Applications, endpoints, networks, and servers will enforce security policies related to identity and data security.
So what should CISOs do to address the “shadow IT” dilemma? As IT loses control of some of its traditional assets, my suggestion to CISOs is to double-down on security controls and oversight for the things they still own. In my humble opinion, there are two key areas to focus on: Sensitive data and identity. Everything else – applications, endpoints, networks, and servers – must kowtow to these two cornerstones and enforce specific data security and identity policies.
Allow me to be a bit more specific. I’ll focus on data security in this blog (Part 1) and then move on to identity in a future blog (Part 2).
As we’ve seen over the past few years, our cyber adversaries want to steal our data; whether its credit card information, emails, or intellectual property. Furthermore, we are moving toward an era where data privacy will become a much bigger deal, even here in the money-driven U.S. of A. To better mitigate risks, data security processes and technologies must bolster:
Sensitive data discovery and classification. We need more efficient tools to scan networks and discover anything that looks like regulated data, intellectual property, or company confidential information.

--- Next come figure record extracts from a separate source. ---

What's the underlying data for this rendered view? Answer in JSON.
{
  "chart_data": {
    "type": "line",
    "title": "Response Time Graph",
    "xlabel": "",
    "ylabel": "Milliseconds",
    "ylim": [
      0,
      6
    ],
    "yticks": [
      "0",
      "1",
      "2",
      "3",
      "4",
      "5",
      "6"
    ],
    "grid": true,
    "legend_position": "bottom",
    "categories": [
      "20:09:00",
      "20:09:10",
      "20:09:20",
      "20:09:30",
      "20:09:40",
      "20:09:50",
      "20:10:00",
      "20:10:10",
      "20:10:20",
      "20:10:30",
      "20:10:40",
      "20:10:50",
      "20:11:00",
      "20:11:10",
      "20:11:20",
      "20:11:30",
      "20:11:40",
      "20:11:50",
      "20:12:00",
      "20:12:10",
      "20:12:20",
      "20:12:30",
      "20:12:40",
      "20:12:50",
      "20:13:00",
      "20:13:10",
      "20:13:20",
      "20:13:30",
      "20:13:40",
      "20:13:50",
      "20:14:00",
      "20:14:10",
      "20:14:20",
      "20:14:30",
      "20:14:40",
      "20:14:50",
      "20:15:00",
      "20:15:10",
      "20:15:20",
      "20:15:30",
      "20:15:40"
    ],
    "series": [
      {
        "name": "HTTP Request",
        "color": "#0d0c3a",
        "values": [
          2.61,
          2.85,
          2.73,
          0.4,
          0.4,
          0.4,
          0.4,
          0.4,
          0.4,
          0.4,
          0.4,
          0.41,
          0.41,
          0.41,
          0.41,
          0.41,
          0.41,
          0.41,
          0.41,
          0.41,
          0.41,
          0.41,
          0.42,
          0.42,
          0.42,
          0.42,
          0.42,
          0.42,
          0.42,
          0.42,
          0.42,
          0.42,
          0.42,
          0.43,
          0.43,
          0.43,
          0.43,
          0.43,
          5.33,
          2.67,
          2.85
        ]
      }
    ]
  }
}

Current scanning and keyword technologies have been relatively weak and cumbersome thus far. My guess is that big data analytics will be used to model sensitive data, assess files and unstructured data, classify data with a high degree of confidence and add automation to help organizations with tedious data discovery and classification projects.
Sensitive data identity tagging. I’ve been squawking about the need for standards in this area for years. If some piece of data is classified as sensitive, it should be tagged as such so every host- and network-based security enforcement points knows its sensitive and can then enforce security policies accordingly. Are you listening to this requirement, Adobe and Microsoft? Cisco is making progress with its TrustSec/ISE technologies, but it would be incredibly helpful if the industry got together and agreed upon more universal standard data-tagging schemas and protocols. Think of the possible ramifications here as they are pretty powerful. With a standard tag, every DLP device could easily detect and block an email when a junior administrator uses Gmail to send a copy of the HR database to her home computer. Employees could use Box, Dropbox, or any other file-sharing services because the files themselves have their own “firewalls.” Finally, all endpoints (inside or outside the organization) could enforce DRM policies without the need for goofy proprietary software agents. Good stuff.
Federated encryption and key management. Yeah, I know we are encrypting a lot of stuff today, but there’s no coordination between technologies. It would be much better if the potpourri of encryption and key management technologies worked together. This would require something akin to object-level encryption (i.e. encrypt the “object” whether it is a file, database, or piece of unstructured data) as well as a federated key management model for intra-organizational distribution. Complex, but we’ve done things like this before (think DNS, federated identity, etc.).
Proactive “phone home” data monitoring. In the current model, security professionals are forced to hunt for the data using simple file system scanning tools – a cumbersome and somewhat ineffective task. It would be great if sensitive data itself actually “phoned home” to issue regular status reports to some central auditing/monitoring/reporting system. For example, suppose Alice is working on a sensitive spreadsheet. She sends copies to Bob in legal and a third party named Carol. As this happens, each copy reports into a central management system, which logs each file location, maps the distribution patterns (i.e. Alice as source, Bob and Carol as destination), and assigns each copy a unique identifier. Remember that each copy is already instrumented with DRM policy rules so that policies can be enforced to safeguard the data on all endpoints. Meanwhile, any further proliferation or changes are logged in order. This model could also support a failsafe policy like, “do not allow access to the sensitive data until the file checks into central management for verification and approval.”
Some elements of this model exist today in data security tools from Cisco, Ionic Security, McAfee, RSA, Symantec, Varonis, Verdasys, Vormetric and others. Advancing this model further will require industry standards and lots of cooperation from the likes of companies like Adobe, Box, Dropbox, Microsoft, Oracle, etc. To align these technology advances with business needs, security organizations and consulting firms should put more work into enterprise data governance models.
Finally, this kind of data security model would greatly benefit from a push from the Federal government. I could see NIST spinning up an initiative, which mirrors what was done with the National Strategy for Trusted Identities in Cyberspace (NSTIC) project.
Of course, data security is only one side of the coin – we also need to know who is accessing the data, where they are located, what type of device they are using, etc. In part 2 of this blog series, I’ll dig into the other critical cornerstone – identity.